Australia has appeared in content delivery network provider Akamai’s top ten list of sources for denial of service attacks for the first time, as high-speed broadband connections become more commonplace.
Akamai’s State of the Internet report saw Australia enter the top ten DDoS source list in the second quarter of this year with around four percent of attacks globally, putting it on par with larger countries such as Germany, Russia and Korea.
The report indicates fast NBN connections are being abused by attackers for denial of service attempts.
“Australia’s appearance on the list is likely due to the increased adoption of high speed internet access throughout NBN and connectivity of IOT [internet of things] devices in the region,” Akamai wrote.
The vast majority of DDoS attacks with non-spoofed source addresses came from Chinese internet users (37 percent), the United States (just under 18 percent) and the UK (10.2 percent), Akamai’s data showed.
Denial of service attacks are used for criminal purposes by those who seek to blackmail organisations and providers through service disruptions that harm their reputations.
Compared to the year before, the second quarter of 2015 saw a 132 percent increase in total DDoS attacks, with the number of 100 gigabit per second floods doubling from six to 12.

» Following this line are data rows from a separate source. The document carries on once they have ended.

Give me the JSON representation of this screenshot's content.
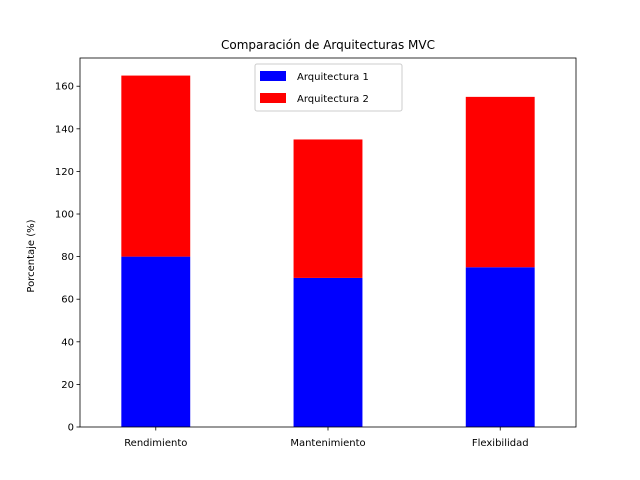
{
  "chart_data": {
    "type": "bar",
    "stacked": true,
    "title": "Comparación de Arquitecturas MVC",
    "xlabel": "",
    "ylabel": "Porcentaje (%)",
    "categories": [
      "Rendimiento",
      "Mantenimiento",
      "Flexibilidad"
    ],
    "series": [
      {
        "name": "Arquitectura 1",
        "values": [
          80,
          70,
          75
        ],
        "color": "#0000ff"
      },
      {
        "name": "Arquitectura 2",
        "values": [
          85,
          65,
          80
        ],
        "color": "#ff0000"
      }
    ],
    "ylim": [
      0,
      173.25
    ],
    "yticks": [
      0,
      20,
      40,
      60,
      80,
      100,
      120,
      140,
      160
    ],
    "grid": false,
    "legend": "top-center"
  }
}
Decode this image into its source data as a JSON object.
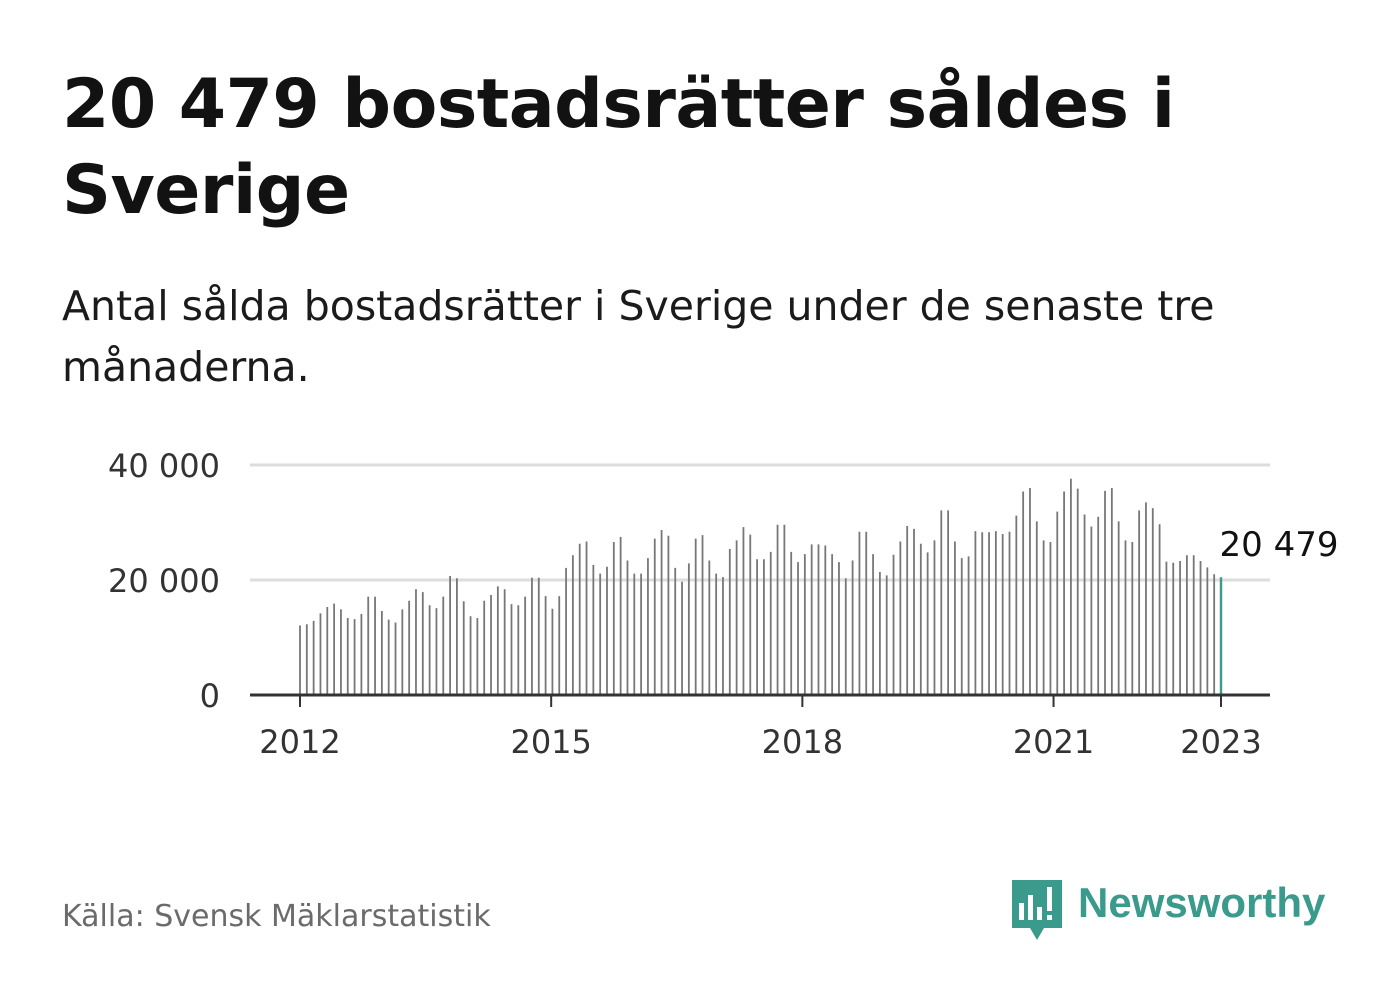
{
  "title": "20 479 bostadsrätter såldes i Sverige",
  "subtitle": "Antal sålda bostadsrätter i Sverige under de senaste tre månaderna.",
  "source": "Källa: Svensk Mäklarstatistik",
  "brand": {
    "name": "Newsworthy",
    "icon": "newsworthy-logo-icon",
    "color": "#3a9a8c"
  },
  "colors": {
    "bars": "#777777",
    "highlight": "#3a9a8c",
    "grid": "#dddddd",
    "axis": "#333333"
  },
  "chart_data": {
    "type": "bar",
    "title": "",
    "xlabel": "",
    "ylabel": "",
    "ylim": [
      0,
      40000
    ],
    "y_ticks": [
      {
        "value": 0,
        "label": "0"
      },
      {
        "value": 20000,
        "label": "20 000"
      },
      {
        "value": 40000,
        "label": "40 000"
      }
    ],
    "x_ticks": [
      {
        "value": "2012-01",
        "label": "2012"
      },
      {
        "value": "2015-01",
        "label": "2015"
      },
      {
        "value": "2018-01",
        "label": "2018"
      },
      {
        "value": "2021-01",
        "label": "2021"
      },
      {
        "value": "2023-01",
        "label": "2023"
      }
    ],
    "grid": true,
    "start": "2012-01",
    "end": "2023-01",
    "values": [
      12100,
      12300,
      12900,
      14200,
      15300,
      15900,
      14900,
      13400,
      13200,
      14100,
      17100,
      17100,
      14600,
      13100,
      12600,
      14900,
      16400,
      18400,
      17900,
      15600,
      15100,
      17100,
      20700,
      20300,
      16300,
      13700,
      13400,
      16400,
      17400,
      18900,
      18400,
      15800,
      15600,
      17100,
      20400,
      20400,
      17200,
      15000,
      17200,
      22100,
      24300,
      26300,
      26700,
      22600,
      21100,
      22300,
      26600,
      27500,
      23400,
      21100,
      21100,
      23800,
      27200,
      28700,
      27700,
      22100,
      19700,
      22900,
      27200,
      27800,
      23400,
      21100,
      20500,
      25400,
      26900,
      29200,
      27900,
      23600,
      23600,
      24900,
      29600,
      29600,
      24900,
      23100,
      24500,
      26200,
      26200,
      26000,
      24500,
      23100,
      20300,
      23400,
      28400,
      28400,
      24500,
      21400,
      20800,
      24400,
      26700,
      29400,
      28900,
      26300,
      24800,
      26900,
      32100,
      32100,
      26700,
      23800,
      24100,
      28500,
      28300,
      28300,
      28500,
      28000,
      28400,
      31200,
      35400,
      36000,
      30200,
      26900,
      26600,
      31900,
      35400,
      37600,
      35900,
      31400,
      29300,
      31000,
      35500,
      36000,
      30200,
      26900,
      26600,
      32100,
      33500,
      32500,
      29700,
      23200,
      23000,
      23300,
      24300,
      24300,
      23300,
      22200,
      21000,
      20479
    ],
    "highlight": {
      "value": 20479,
      "label": "20 479",
      "period": "2023-01"
    }
  }
}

Attacks also last longer on average, up to 20.64 hours from 17.35, but Akamai saw an 11.5 percent decrease in average peak bandwidth.
SYN and Simple Service Discovery Protocol (SSDP) were the two most common flooding techniques used by attackers, who have started to combine several denial of service vectors for greater effect, Akamai said.
The largest DDoS recorded by Akamai in the second quarter of 2015 measured 240Gbps. Online gaming sites remain the most common target for DDoS attacks.
Akamai also saw one of the highest recorded packet rate attacks on the Prolexic network in quarter two of 2015.
This peaked at 214 million packets per second, an intensity sufficient to take out routers used by large Tier 1 internet providers.